Los peruanos le tenían pavor al calor de Barranquilla. Para su tranquilidad, hubo buen clima, llovió antes y durante algunos minutos del encuentro. Pero, a pesar del clima benigno, nada pudieron hacer para contener la furia del ‘Tigre’ Falcao y de Teo Gutiérrez.
Tanto fue el maravilloso comportamiento de la afición, que los comentaristas y narradores de la televisión destacaron en forma permanente el feliz acontecimiento. Y agradecieron que los hubieran ubicado en sitios en donde compartían con numerosos asistentes, sin que les estorbaran ni les impidieran realizar su labor.

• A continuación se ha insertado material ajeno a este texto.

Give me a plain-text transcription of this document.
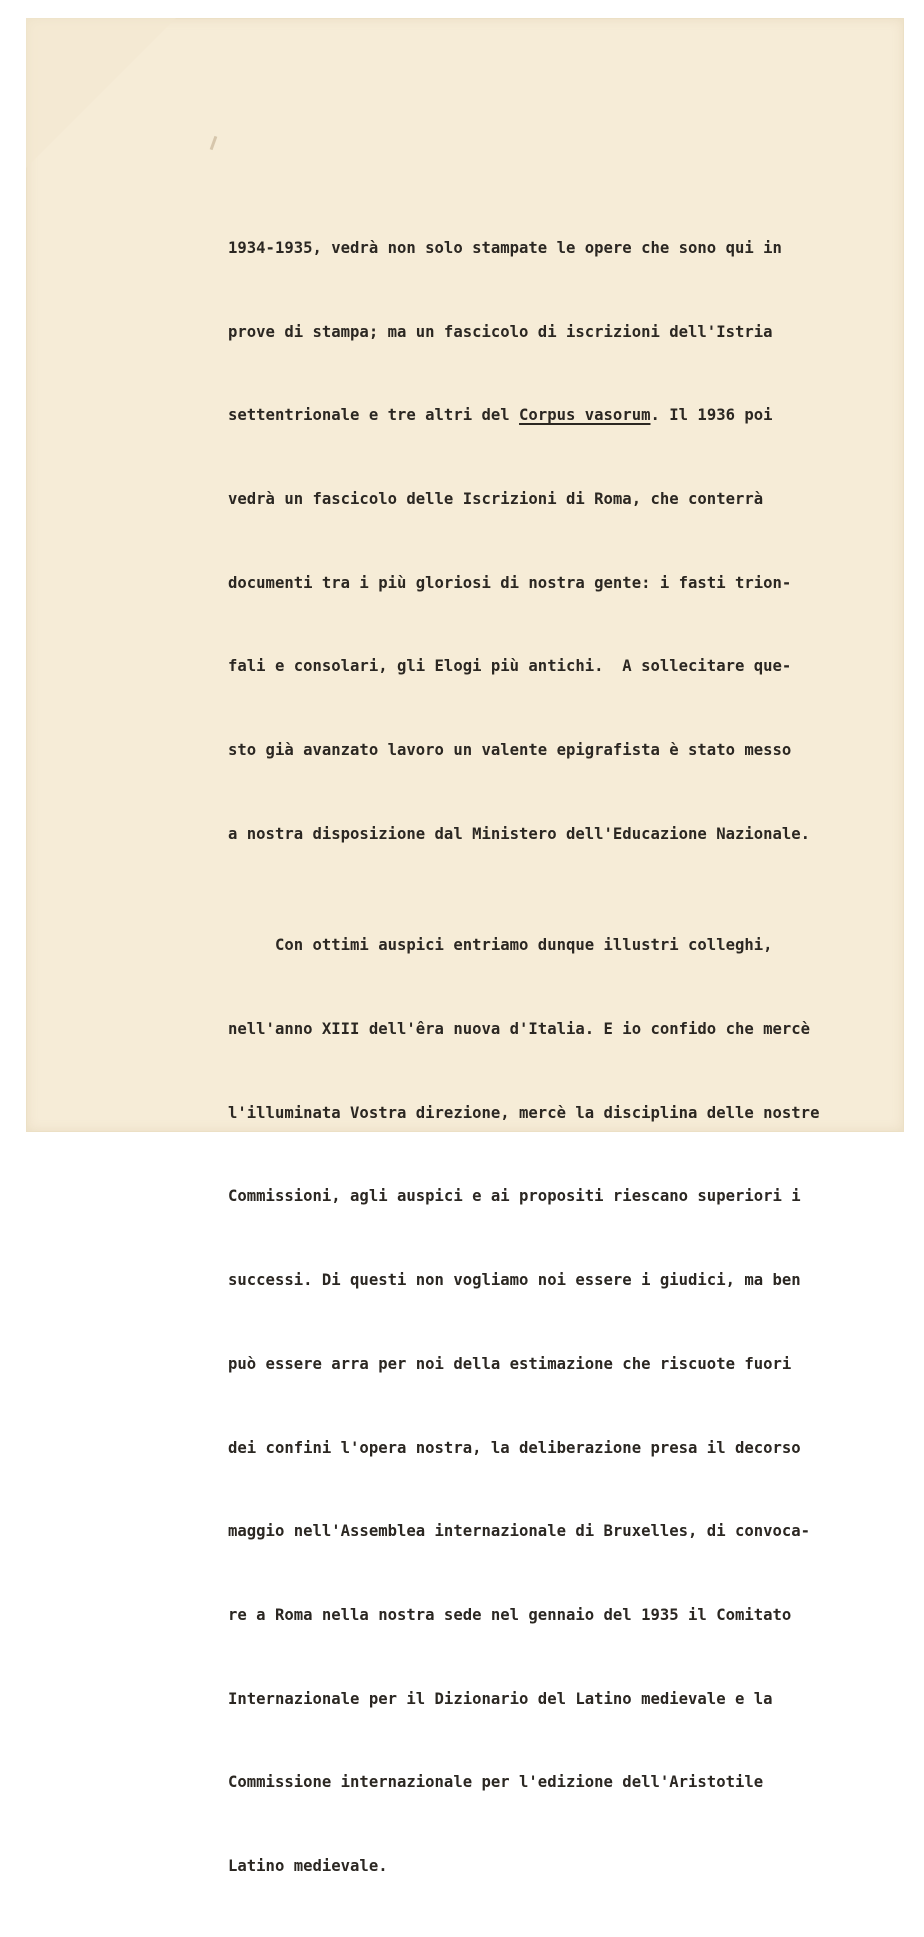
1934-1935, vedrà non solo stampate le opere che sono qui in

prove di stampa; ma un fascicolo di iscrizioni dell'Istria

settentrionale e tre altri del Corpus vasorum. Il 1936 poi

vedrà un fascicolo delle Iscrizioni di Roma, che conterrà

documenti tra i più gloriosi di nostra gente: i fasti trion-

fali e consolari, gli Elogi più antichi.  A sollecitare que-

sto già avanzato lavoro un valente epigrafista è stato messo

a nostra disposizione dal Ministero dell'Educazione Nazionale.

Con ottimi auspici entriamo dunque illustri colleghi,

nell'anno XIII dell'êra nuova d'Italia. E io confido che mercè

l'illuminata Vostra direzione, mercè la disciplina delle nostre

Commissioni, agli auspici e ai propositi riescano superiori i

successi. Di questi non vogliamo noi essere i giudici, ma ben

può essere arra per noi della estimazione che riscuote fuori

dei confini l'opera nostra, la deliberazione presa il decorso

maggio nell'Assemblea internazionale di Bruxelles, di convoca-

re a Roma nella nostra sede nel gennaio del 1935 il Comitato

Internazionale per il Dizionario del Latino medievale e la

Commissione internazionale per l'edizione dell'Aristotile

Latino medievale.
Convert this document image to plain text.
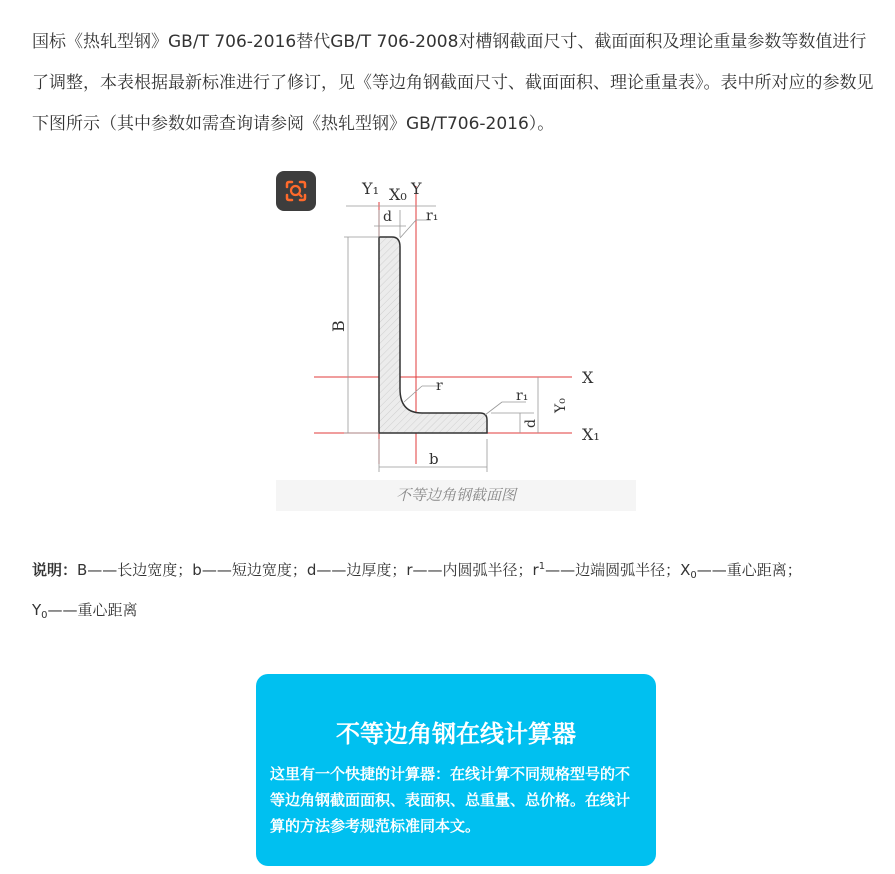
国标《热轧型钢》GB/T 706-2016替代GB/T 706-2008对槽钢截面尺寸、截面面积及理论重量参数等数值进行了调整，本表根据最新标准进行了修订，见《等边角钢截面尺寸、截面面积、理论重量表》。表中所对应的参数见下图所示（其中参数如需查询请参阅《热轧型钢》GB/T706-2016）。

Y₁ X₀ Y
d r₁
B
r
r₁
X
Y₀
d
X₁
b
不等边角钢截面图

说明：B——长边宽度；b——短边宽度；d——边厚度；r——内圆弧半径；$r^1——$边端圆弧半径；$X_0——$重心距离；
$Y_0——$重心距离

不等边角钢在线计算器
这里有一个快捷的计算器：在线计算不同规格型号的不等边角钢截面面积、表面积、总重量、总价格。在线计算的方法参考规范标准同本文。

En todo momento hubo orden. No se registró, en absoluto, ningún episodio negativo. Tanto a la entrada como a la salida hubo orden y excelente comportamiento.
“Felicito a Barranquilla. Excelente comportamiento. Todo en paz. Me voy feliz”, dijo Andrés Fúquez, aficionado peruano.
“Con toda la alegría de mi corazón digo que Barranquilla debe ser siempre la Casa de la Selección ¡Qué verraquera de comportamiento contagioso”, dijo Juan Guillermo Niño, bogotano, quien tuvo que venirse por Cartagena porque no encontró cupo directo a la capital atlanticense.